The cyber threat group known as the “8220 Gang” has recently been identified as targeting vulnerable Oracle Weblogic Servers with a new payload. Security researchers at Fortinet have analyzed this payload and discovered that it contains ScrubCrypt, a type of malware designed to obfuscate and encrypt applications in order to avoid detection by security software.
According to Fortinet senior antivirus analyst Cara Lin, the 8220 Gang first emerged in 2017 and is named after its original use of port 8220 for network communications. The group has recently updated ScrubCrypt to include capabilities that allow it to bypass Windows Defender and evade detection by antivirus programs. Fortinet’s analysis of the malware revealed that each payload is slightly different, indicating that the group is continuously evolving their tactics.

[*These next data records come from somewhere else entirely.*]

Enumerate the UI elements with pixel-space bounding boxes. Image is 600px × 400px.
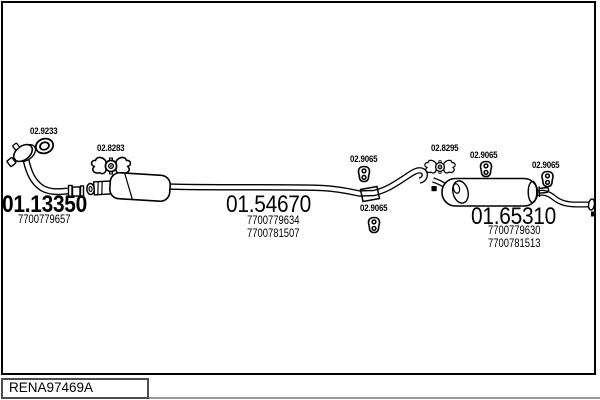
hanger-icon	[542, 172, 553, 187]
plate-code-label: RENA97469A	[3, 380, 147, 396]
oe-number-label: 7700779634	[247, 215, 299, 227]
tailpipe-drawing	[588, 199, 596, 217]
marker-dot	[432, 186, 437, 191]
fitting-code-label: 02.9233	[30, 127, 57, 136]
plate-code-box: RENA97469A	[1, 378, 149, 399]
bottom-edge-line	[149, 397, 600, 399]
fitting-code-label: 02.9065	[532, 161, 559, 170]
marker-dot	[591, 212, 596, 217]
rear-muffler-drawing	[433, 179, 590, 207]
fitting-code-label: 02.8295	[431, 144, 458, 153]
clamp-icon	[92, 157, 131, 174]
clamp-icon	[425, 160, 455, 173]
fitting-code-label: 02.9065	[360, 204, 387, 213]
oe-number-label: 7700779630	[488, 225, 540, 237]
center-muffler-drawing	[86, 172, 170, 202]
oe-number-label: 7700781513	[488, 238, 540, 250]
oe-number-label: 7700781507	[247, 228, 299, 240]
catalog-plate: 02.9233 02.8283 02.9065 02.9065 02.8295 …	[0, 0, 600, 400]
front-flange	[1, 136, 38, 171]
gasket-ring-icon	[34, 136, 55, 155]
part-number-center-muffler[interactable]: 01.54670	[226, 192, 311, 217]
fitting-code-label: 02.9065	[470, 151, 497, 160]
hanger-icon	[359, 167, 370, 182]
hanger-icon	[481, 162, 492, 177]
oe-number-label: 7700779657	[18, 214, 70, 226]
hanger-icon	[369, 218, 380, 233]
fitting-code-label: 02.9065	[350, 155, 377, 164]
fitting-code-label: 02.8283	[97, 144, 124, 153]
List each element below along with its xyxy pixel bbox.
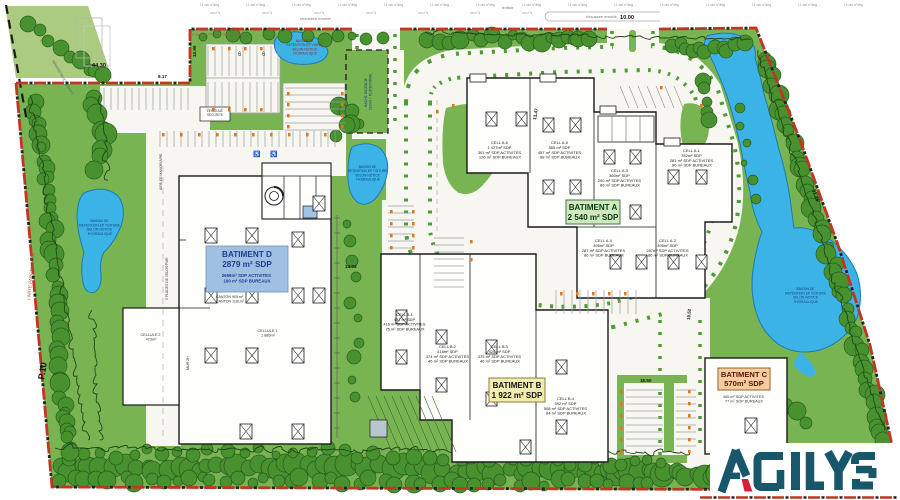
svg-text:12.86: 12.86 <box>192 45 197 57</box>
svg-text:l.t. om n°deg: l.t. om n°deg <box>660 3 679 7</box>
svg-text:18.50: 18.50 <box>640 378 652 383</box>
svg-text:2 540 m² SDP: 2 540 m² SDP <box>568 213 619 222</box>
svg-text:BATIMENT D: BATIMENT D <box>222 250 272 259</box>
svg-text:460 m² SDP ACTIVITES 77 m² SDP: 460 m² SDP ACTIVITES 77 m² SDP BUREAUX <box>723 395 765 404</box>
svg-text:om n°d: om n°d <box>262 11 272 15</box>
svg-text:l.t. om n°deg: l.t. om n°deg <box>292 3 311 7</box>
svg-text:l.t. om n°deg: l.t. om n°deg <box>476 3 495 7</box>
svg-text:44.30: 44.30 <box>92 63 106 69</box>
svg-text:l.t. om n°deg: l.t. om n°deg <box>200 3 219 7</box>
svg-text:CANTON 905 m² CANTON 1181m²: CANTON 905 m² CANTON 1181m² <box>216 295 245 304</box>
svg-text:♿: ♿ <box>270 150 278 158</box>
svg-text:14.03: 14.03 <box>345 264 357 269</box>
svg-text:chaussée enrobé: chaussée enrobé <box>300 16 331 21</box>
svg-text:10.00: 10.00 <box>620 15 634 21</box>
svg-text:19.52: 19.52 <box>686 308 692 320</box>
svg-text:om n°d: om n°d <box>522 11 532 15</box>
svg-text:chaussée enrobé: chaussée enrobé <box>586 14 617 19</box>
svg-text:l.t. om n°deg: l.t. om n°deg <box>522 3 541 7</box>
svg-text:om n°d: om n°d <box>470 11 480 15</box>
svg-text:1 922 m² SDP: 1 922 m² SDP <box>492 391 543 400</box>
svg-text:l.t. om n°deg: l.t. om n°deg <box>246 3 265 7</box>
svg-text:570m² SDP: 570m² SDP <box>724 379 764 388</box>
svg-text:om n°d: om n°d <box>314 11 324 15</box>
svg-text:l.t. om n°deg: l.t. om n°deg <box>614 3 633 7</box>
svg-text:om n°d: om n°d <box>210 11 220 15</box>
svg-text:l.t. om n°deg: l.t. om n°deg <box>384 3 403 7</box>
svg-text:BATIMENT B: BATIMENT B <box>493 381 542 390</box>
svg-text:l.t. om n°deg: l.t. om n°deg <box>568 3 587 7</box>
svg-text:l.t. om n°deg: l.t. om n°deg <box>338 3 357 7</box>
svg-text:om n°d: om n°d <box>366 11 376 15</box>
svg-text:8.17: 8.17 <box>158 74 167 79</box>
svg-text:2659m² SDP ACTIVITES 190 m² SD: 2659m² SDP ACTIVITES 190 m² SDP BUREAUX <box>222 273 273 283</box>
svg-text:l.t. om n°deg: l.t. om n°deg <box>706 3 725 7</box>
svg-text:BACHE INCENDIE 120m3 + PLATEFO: BACHE INCENDIE 120m3 + PLATEFORME <box>364 73 372 111</box>
svg-text:trottoir: trottoir <box>502 5 514 10</box>
svg-text:2879 m² SDP: 2879 m² SDP <box>222 260 272 269</box>
svg-text:l.t. om n°deg: l.t. om n°deg <box>798 3 817 7</box>
svg-text:BATIMENT A: BATIMENT A <box>569 203 618 212</box>
svg-text:l.t. om n°deg: l.t. om n°deg <box>752 3 771 7</box>
svg-text:l.t. om n°deg: l.t. om n°deg <box>844 3 863 7</box>
svg-text:5 PLACES DE VELOS PMR: 5 PLACES DE VELOS PMR <box>165 257 169 300</box>
svg-text:om n°d: om n°d <box>418 11 428 15</box>
svg-text:AIRE DE MANOEUVRE: AIRE DE MANOEUVRE <box>159 153 163 190</box>
svg-text:♿: ♿ <box>253 150 261 158</box>
svg-text:MUR 2H: MUR 2H <box>186 356 190 370</box>
svg-text:BATIMENT C: BATIMENT C <box>721 370 768 379</box>
svg-text:l.t. om n°deg: l.t. om n°deg <box>430 3 449 7</box>
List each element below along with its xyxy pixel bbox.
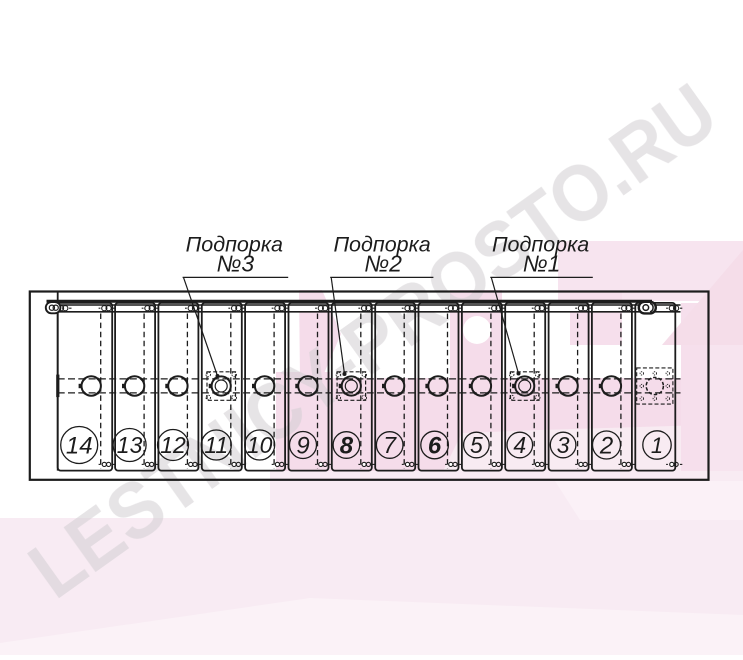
svg-text:№1: №1: [523, 251, 561, 277]
svg-text:11: 11: [204, 432, 228, 458]
svg-text:12: 12: [160, 432, 186, 458]
svg-text:8: 8: [340, 433, 354, 460]
svg-text:13: 13: [117, 432, 143, 458]
svg-text:6: 6: [428, 433, 442, 460]
svg-text:3: 3: [557, 432, 570, 458]
svg-text:7: 7: [383, 432, 397, 458]
svg-text:4: 4: [513, 432, 526, 458]
svg-text:№3: №3: [216, 251, 254, 277]
svg-text:№2: №2: [364, 251, 402, 277]
svg-text:9: 9: [296, 433, 309, 460]
svg-text:2: 2: [599, 433, 613, 460]
svg-text:10: 10: [247, 432, 273, 458]
svg-text:14: 14: [66, 433, 93, 460]
svg-text:5: 5: [470, 432, 483, 458]
svg-text:1: 1: [651, 433, 663, 458]
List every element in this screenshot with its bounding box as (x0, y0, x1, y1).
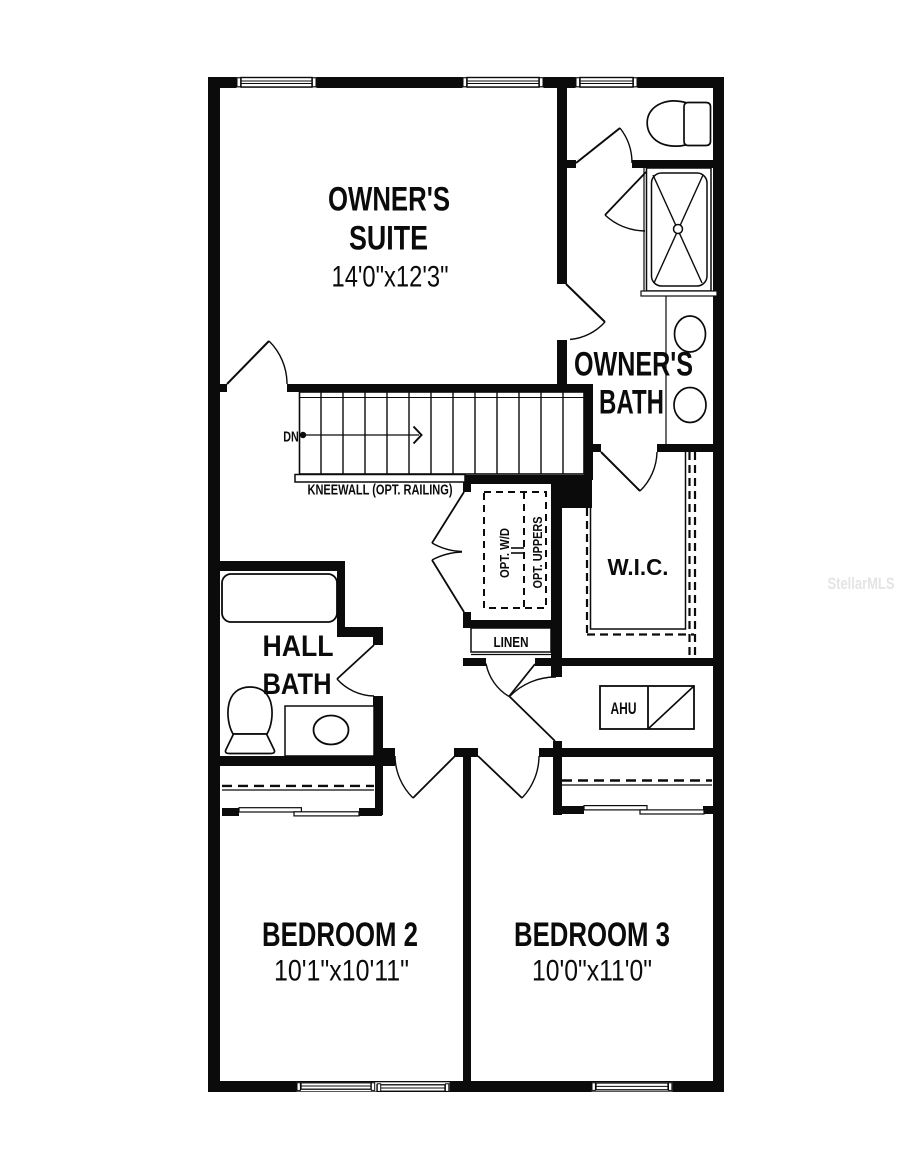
svg-text:BEDROOM 3: BEDROOM 3 (514, 916, 670, 954)
svg-text:14'0"x12'3": 14'0"x12'3" (332, 261, 449, 294)
svg-text:BATH: BATH (599, 384, 664, 422)
svg-text:DN: DN (283, 429, 299, 446)
svg-text:OWNER'S: OWNER'S (574, 346, 693, 384)
svg-text:KNEEWALL (OPT. RAILING): KNEEWALL (OPT. RAILING) (308, 483, 453, 499)
svg-text:W.I.C.: W.I.C. (608, 554, 669, 580)
svg-text:BEDROOM 2: BEDROOM 2 (262, 916, 418, 954)
svg-text:OWNER'S: OWNER'S (328, 181, 450, 219)
svg-text:AHU: AHU (611, 699, 637, 718)
svg-text:LINEN: LINEN (494, 634, 529, 651)
svg-text:BATH: BATH (263, 668, 332, 701)
svg-text:HALL: HALL (263, 630, 334, 663)
svg-text:SUITE: SUITE (349, 220, 428, 258)
svg-text:OPT. UPPERS: OPT. UPPERS (531, 517, 545, 589)
svg-text:10'0"x11'0": 10'0"x11'0" (532, 955, 652, 988)
svg-text:StellarMLS: StellarMLS (828, 574, 895, 593)
svg-text:OPT. W/D: OPT. W/D (498, 528, 512, 578)
svg-text:10'1"x10'11": 10'1"x10'11" (274, 955, 409, 988)
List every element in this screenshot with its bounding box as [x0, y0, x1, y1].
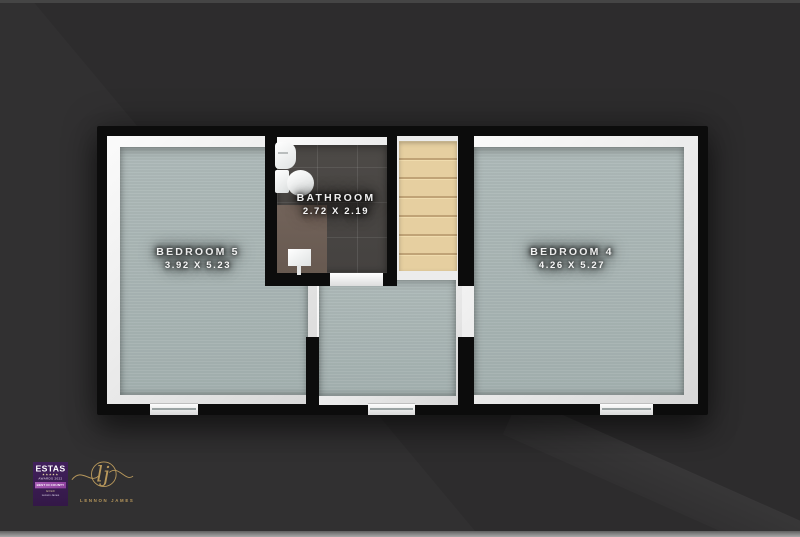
- bedroom5-name: BEDROOM 5: [108, 246, 288, 259]
- bathroom-label: BATHROOM 2.72 X 2.19: [276, 192, 396, 219]
- lennon-james-wordmark: LENNON JAMES: [80, 498, 124, 503]
- monogram-letters: lj: [96, 463, 110, 487]
- room-landing: [317, 278, 462, 405]
- bedroom5-dimensions: 3.92 X 5.23: [108, 259, 288, 273]
- stair-treads: [399, 141, 457, 271]
- bedroom4-window: [600, 403, 653, 415]
- bathroom-name: BATHROOM: [276, 192, 396, 205]
- wall-bedroom5-lower: [306, 337, 319, 415]
- bedroom5-window: [150, 403, 198, 415]
- estas-sub1: GOLD: [46, 490, 55, 493]
- bathroom-dimensions: 2.72 X 2.19: [276, 205, 396, 219]
- landing-floor: [319, 278, 456, 396]
- estas-title: ESTAS: [36, 464, 66, 473]
- pedestal-basin-icon: [288, 249, 311, 266]
- landing-window: [368, 403, 415, 415]
- bedroom4-name: BEDROOM 4: [482, 246, 662, 259]
- wall-bedroom4-lower: [458, 337, 474, 415]
- bathroom-doorway: [330, 273, 383, 286]
- wall-bedroom4-upper: [458, 126, 474, 286]
- background-top-edge: [0, 0, 800, 3]
- estas-sub2: Lennon James: [42, 494, 59, 497]
- bedroom5-label: BEDROOM 5 3.92 X 5.23: [108, 246, 288, 273]
- background-diagonal-stripe: [503, 396, 800, 537]
- estas-award-badge: ESTAS ★★★★★ AWARDS 2022 BEST IN COUNTY G…: [33, 462, 68, 506]
- lennon-james-logo: lj LENNON JAMES: [70, 456, 134, 508]
- estas-band: BEST IN COUNTY: [35, 482, 66, 488]
- estas-awards-line: AWARDS 2022: [38, 477, 62, 481]
- background-bottom-edge: [0, 531, 800, 537]
- sink-icon: [275, 142, 296, 169]
- lennon-james-monogram-icon: lj: [70, 456, 134, 498]
- bedroom4-label: BEDROOM 4 4.26 X 5.27: [482, 246, 662, 273]
- bedroom4-dimensions: 4.26 X 5.27: [482, 259, 662, 273]
- floorplan-page: BEDROOM 5 3.92 X 5.23 BATHROOM 2.72 X 2.…: [0, 0, 800, 537]
- estas-badge-content: ESTAS ★★★★★ AWARDS 2022 BEST IN COUNTY G…: [33, 462, 68, 506]
- staircase: [397, 136, 458, 280]
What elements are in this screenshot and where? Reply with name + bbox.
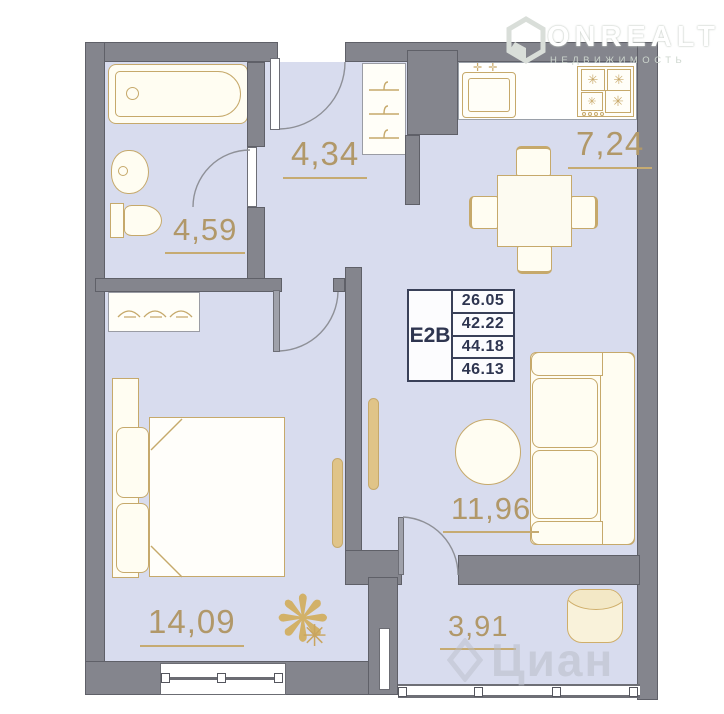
- bathroom-door: [247, 147, 257, 207]
- burner-icon: ✳: [581, 92, 603, 111]
- sofa-cushion: [532, 450, 598, 519]
- stove-icon: ✳ ✳ ✳ ✳: [577, 66, 634, 117]
- dining-chair: [469, 196, 498, 229]
- plan-area-value: 46.13: [453, 359, 513, 380]
- kitchen-sink-icon: [462, 72, 516, 118]
- plant-icon: ✳: [302, 622, 327, 652]
- plan-area-value: 42.22: [453, 314, 513, 337]
- wall: [407, 50, 458, 135]
- bedroom-door: [273, 290, 280, 352]
- room-label-bathroom: 4,59: [165, 212, 245, 254]
- dining-table-icon: [497, 175, 572, 247]
- sofa-cushion: [532, 378, 598, 448]
- burner-icon: ✳: [581, 69, 605, 91]
- pillow: [116, 427, 149, 498]
- wall: [333, 278, 345, 292]
- room-label-bedroom: 14,09: [140, 603, 244, 647]
- wall: [85, 42, 278, 62]
- watermark-text: Циан: [491, 633, 614, 687]
- balcony-side-window: [379, 628, 390, 690]
- wall: [458, 555, 640, 585]
- watermark: Циан: [447, 633, 614, 687]
- hanger-icons: [367, 74, 401, 146]
- plan-info-box: E2B 26.05 42.22 44.18 46.13: [407, 289, 515, 382]
- sofa-armrest: [531, 521, 603, 545]
- pillow: [116, 503, 149, 573]
- dining-chair: [516, 146, 551, 176]
- toilet-bowl-icon: [124, 205, 162, 236]
- wall: [247, 62, 265, 147]
- kitchen-faucet-icon: ✛✛: [473, 61, 503, 74]
- burner-icon: ✳: [605, 90, 631, 113]
- dining-chair: [571, 196, 598, 229]
- entrance-door: [270, 58, 280, 130]
- coffee-table-icon: [455, 419, 521, 485]
- bathtub-icon: [108, 64, 248, 124]
- balcony-door: [398, 517, 404, 575]
- burner-icon: ✳: [607, 69, 631, 91]
- bedroom-wardrobe-icon: [108, 292, 200, 332]
- plan-code: E2B: [409, 291, 453, 380]
- toilet-tank-icon: [110, 203, 124, 238]
- tv-icon: [368, 398, 379, 490]
- tv-icon: [332, 458, 343, 548]
- wall: [85, 42, 105, 695]
- wall: [405, 135, 420, 205]
- room-label-living: 11,96: [443, 491, 539, 533]
- wall: [95, 278, 282, 292]
- washbasin-icon: [111, 150, 149, 194]
- sofa-armrest: [531, 352, 603, 376]
- bed-blanket: [149, 417, 285, 577]
- hallway-wardrobe-icon: [362, 63, 406, 155]
- onrealt-tagline: НЕДВИЖИМОСТЬ: [550, 55, 686, 66]
- room-label-kitchen: 7,24: [568, 125, 652, 169]
- cian-logo-icon: [447, 638, 483, 682]
- floor-plan: ✛✛ ✳ ✳ ✳ ✳ ❋ ✳: [0, 0, 724, 714]
- plan-area-values: 26.05 42.22 44.18 46.13: [453, 291, 513, 380]
- room-label-hallway: 4,34: [283, 135, 367, 179]
- wall: [345, 267, 362, 577]
- plan-area-value: 26.05: [453, 291, 513, 314]
- onrealt-logo-text: ONREALT: [547, 21, 720, 54]
- plan-area-value: 44.18: [453, 337, 513, 360]
- onrealt-logo-icon: [505, 15, 547, 65]
- dining-chair: [517, 246, 552, 274]
- sofa-back: [600, 352, 635, 545]
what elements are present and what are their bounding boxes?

Lin also noted that the crypto wallet address and server IP address used in these attacks have been linked to the 8220 Gang in the past, further solidifying the connection to the threat group. The 8220 Gang is known for leveraging public file-sharing websites and exploiting system vulnerabilities to gain access to victims’ environments.
Microsoft issued a warning against the 8220 Gang in July 2022, highlighting the group’s malicious activities. Users are advised to stay vigilant and keep their systems updated with the latest patches to protect against threats from the 8220 Gang.
In light of these developments, it is crucial for organizations to enhance their cybersecurity measures and remain proactive in identifying and mitigating potential threats. By staying informed about the latest tactics used by threat actors like the 8220 Gang, businesses can better protect their sensitive data and infrastructure from cyber attacks.